The Caves of Drach

Located on the island’s east coast, the Caves of Drach are one of Majorca’s most fascinating natural spectacles. The name translates as ‘Caves of the Dragon’, but to date nobody’s actually seen any dragons in the network of caves that form this natural wonder.

The caves were first mentioned in the 14th century, but archaeological evidence suggests that early man knew about these wonderful underground spaces a long time before the medieval writers spoke about them. However, it wasn’t until the late 19th century that they were finally explored properly by French geologist Edouard-Alfred Martel, who took his orders from the Archduke of Austria.

The four main caves are known as the Black Cave, the White Cave, the Cave of the French, and the Cave of Louis Salvador, that Austrian Archduke who commissioned the first geological investigation. There are lots of smaller chambers, turning this underground marvel into a bit of a maze, so it’s best to go in with a guided tour to avoid getting lost!

Limestone wonders

The Caves of Drach are breathtakingly beautiful, filled with stalagmites and stalactites. (The easy way to remember which is which is the old saying, ‘Mites crawl up, tights fall down’!) Tours take you through more than a mile of amazing caverns, which eventually leads to the crystal-clear water of the Lago de Martel, one of the largest underground lakes in the world.

And it’s here that the magic really happens. The acoustics in the caves are astonishing, so one of the very special attractions at the cave is a floating orchestra. Dozens of musicians float on the lake in a flotilla of little boats, playing classical music and accompanied by a special light show. The effect is truly mesmerising, and something you won’t see or hear anywhere else in the world.

Getting there

The Caves of Drach are just a short walk from the pretty little town of Porto Christo, on the eastern side of Mallorca. Nearby is the lesser-known Cave of Hams, which is a wonderful little attraction in its own right, and often less crowded. Most hotels and tour operators run excursion trips to the caves, but if you’ve hired a car and want to get there at your own pace, then the nice surprise at this popular attraction is that the car park is free!

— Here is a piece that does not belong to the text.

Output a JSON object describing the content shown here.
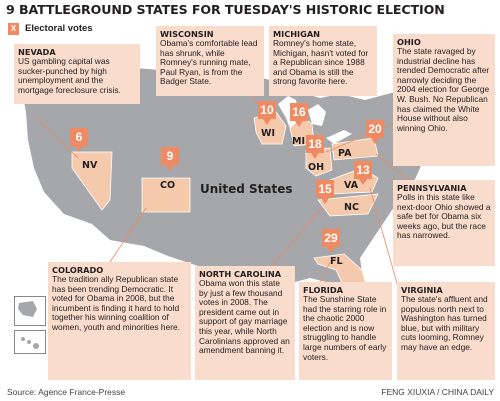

Take the one-hour tour below ground level to see the huge stretch of well-preserved rock formations, and the 25-metre-high walls to the wondrous stalactites that shape the cave’s ceiling.

If you take one of the guided tours then there’s the an option to take a short boat ride across the lagoon and get a closer look at how water has shaped this natural phenomenon over thousands of years. In the peak season, the tours do get very busy and can fill up quite quickly, so it’s a good idea to book ahead if you’re visiting in July and August.

If you have mobility issues then bear in mind that there are several sets of stairs (some of which are quite steep) to get down into the main viewing platforms and the deeper caves. Wear comfortable shoes, and enjoy the natural wonders of the Caves of Drach, one of the more unusual days out in Mallorca.